We are looking for a talented postdoc and/or graduate student to investigate the neural mechanisms underlying rhythm perception in songbirds. This work is an NIH-funded collaboration between my lab in the Biology department and the lab of Prof. Aniruddh Patel (music cognition) in Psychology, and involves behavioral experiments on rhythm perception and neural recordings from auditory and motor regions in zebra finches.
The ideal postdoctoral candidate should have experience in neurophysiology and animal behavior as well as excellent experimental design, analytical, and communication skills. Programming skills (including python and MATLAB) and prior bioacoustics experience are preferred.
The ideal graduate student should have a bachelor's degree in biology, psychology, or other technical field. Programming skills (e.g., python and MATLAB), prior bioacoustics experience, and experience conducting experiments with small animals are preferred. Some experience in neurophysiological recording is ideal, but this is not a requirement.
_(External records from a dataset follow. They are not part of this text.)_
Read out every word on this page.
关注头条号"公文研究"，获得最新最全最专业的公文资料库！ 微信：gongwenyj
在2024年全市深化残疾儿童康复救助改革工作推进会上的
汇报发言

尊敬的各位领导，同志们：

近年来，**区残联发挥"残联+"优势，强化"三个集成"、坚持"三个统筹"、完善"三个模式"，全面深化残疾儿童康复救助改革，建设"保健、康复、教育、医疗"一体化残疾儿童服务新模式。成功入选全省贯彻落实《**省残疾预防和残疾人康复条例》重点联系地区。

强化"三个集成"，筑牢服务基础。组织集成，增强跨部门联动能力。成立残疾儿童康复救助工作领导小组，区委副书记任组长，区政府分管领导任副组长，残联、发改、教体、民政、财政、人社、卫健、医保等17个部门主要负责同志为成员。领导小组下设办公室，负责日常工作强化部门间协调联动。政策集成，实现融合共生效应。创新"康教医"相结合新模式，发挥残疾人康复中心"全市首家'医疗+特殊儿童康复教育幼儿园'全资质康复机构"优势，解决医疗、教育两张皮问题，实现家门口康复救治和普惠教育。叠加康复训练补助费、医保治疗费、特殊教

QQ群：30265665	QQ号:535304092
The PhD program in Biology is a research-intensive program that also has a strong focus on teaching (https://as.tufts.edu/biology/prospective-students/graduate-programs). PhD students in Biology receive full tuition support for six years, a competitive stipend, and health coverage, and receive extensive training in pedagogy, outreach and communication. The application deadline for graduate students is Dec. 1, 2022.
The project summary from our grant is below, followed by relevant publications.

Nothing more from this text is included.